I have held down steady employment since my discharge with liberal sick leave and annual leave being used when I have had the winter attacks. Until April 29, 1960, when I became so ill with the same symptoms as I have had for the past 15 years that I have been unable to work most of the year. I spent from April 29, 1960 until June 13, 1960 in hospitals for treatment for my head, neck, and ears and from August 12, 1960 until September 12, 1960 in the hospital for headache, neck and ears, which I believe is caused by post-concussion.

As I write this my neck and head hurts to bad that I can hardly stand it.

I certify that to the best of my knowledge that this is a true history of my Military Service as a soldier in the United States of America’s Army.

That's my dad's story. I know there are millions more like it.

Out of curiosity, I did a web search for Bouse, Arizona. I had never heard of it and did not know anything about it.
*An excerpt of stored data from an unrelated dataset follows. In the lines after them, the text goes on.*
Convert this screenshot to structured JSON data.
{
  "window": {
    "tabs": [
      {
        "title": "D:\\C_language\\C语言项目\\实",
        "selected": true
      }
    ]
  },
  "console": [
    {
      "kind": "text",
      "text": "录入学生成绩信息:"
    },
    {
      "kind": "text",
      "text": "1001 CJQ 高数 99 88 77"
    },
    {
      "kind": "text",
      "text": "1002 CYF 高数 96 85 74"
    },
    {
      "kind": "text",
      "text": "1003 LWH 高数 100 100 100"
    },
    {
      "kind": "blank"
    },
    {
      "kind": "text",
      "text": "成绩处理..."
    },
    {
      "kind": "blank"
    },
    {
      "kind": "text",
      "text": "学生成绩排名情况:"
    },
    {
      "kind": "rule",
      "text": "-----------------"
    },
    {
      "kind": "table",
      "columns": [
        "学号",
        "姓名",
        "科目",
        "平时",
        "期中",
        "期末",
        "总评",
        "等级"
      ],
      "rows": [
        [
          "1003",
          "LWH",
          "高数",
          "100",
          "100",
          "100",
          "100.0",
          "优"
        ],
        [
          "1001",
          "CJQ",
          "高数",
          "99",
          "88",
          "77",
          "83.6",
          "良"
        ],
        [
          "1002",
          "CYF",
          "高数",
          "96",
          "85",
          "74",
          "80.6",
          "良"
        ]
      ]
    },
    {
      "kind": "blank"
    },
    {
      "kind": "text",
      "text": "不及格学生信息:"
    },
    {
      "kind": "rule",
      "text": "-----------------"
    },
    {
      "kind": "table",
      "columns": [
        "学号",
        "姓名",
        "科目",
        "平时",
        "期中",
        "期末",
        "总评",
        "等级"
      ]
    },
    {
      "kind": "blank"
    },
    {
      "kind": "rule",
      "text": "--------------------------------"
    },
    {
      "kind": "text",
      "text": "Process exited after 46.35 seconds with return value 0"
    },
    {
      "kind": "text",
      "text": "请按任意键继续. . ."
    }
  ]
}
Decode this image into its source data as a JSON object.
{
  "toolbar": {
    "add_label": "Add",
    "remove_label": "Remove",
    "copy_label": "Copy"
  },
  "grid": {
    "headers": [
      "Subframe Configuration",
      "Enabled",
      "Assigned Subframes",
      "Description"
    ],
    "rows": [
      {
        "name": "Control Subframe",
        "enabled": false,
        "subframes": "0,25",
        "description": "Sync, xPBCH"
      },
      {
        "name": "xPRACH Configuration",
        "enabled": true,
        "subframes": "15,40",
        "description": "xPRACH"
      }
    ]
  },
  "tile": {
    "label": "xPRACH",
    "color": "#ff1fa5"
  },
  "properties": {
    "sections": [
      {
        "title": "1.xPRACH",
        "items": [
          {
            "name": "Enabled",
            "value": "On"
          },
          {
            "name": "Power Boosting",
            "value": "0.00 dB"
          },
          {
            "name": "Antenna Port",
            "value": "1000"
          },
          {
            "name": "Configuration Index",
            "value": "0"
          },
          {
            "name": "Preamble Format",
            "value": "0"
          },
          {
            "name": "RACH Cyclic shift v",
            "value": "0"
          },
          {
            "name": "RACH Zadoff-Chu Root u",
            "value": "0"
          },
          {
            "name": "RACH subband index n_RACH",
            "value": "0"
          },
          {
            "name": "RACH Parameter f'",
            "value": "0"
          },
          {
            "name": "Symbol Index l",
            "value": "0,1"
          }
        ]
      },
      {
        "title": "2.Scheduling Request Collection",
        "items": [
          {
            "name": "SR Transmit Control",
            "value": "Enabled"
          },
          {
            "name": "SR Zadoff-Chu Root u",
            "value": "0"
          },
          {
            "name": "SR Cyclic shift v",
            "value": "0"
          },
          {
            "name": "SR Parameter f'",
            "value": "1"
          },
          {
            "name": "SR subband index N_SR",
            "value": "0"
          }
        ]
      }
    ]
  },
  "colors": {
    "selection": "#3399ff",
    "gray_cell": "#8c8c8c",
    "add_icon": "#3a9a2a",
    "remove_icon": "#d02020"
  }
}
There is not a lot of information about it, but I found this. I could not find anything about what my dad called Area X in Kentucky.

1 comment:

  1. What a story! Thank you so much for sharing it. I wish I had a story like this from my own Dad. A few years ago my aunt found a 16 page letter that my Uncle had written. He was at Pearl Harbor when it was bombed. His story touches my heart, too. Thanks again for sharing this. If you are still teaching or temping -- I would share that with the students! Your Dad really expresses the challenges of what he went through so well.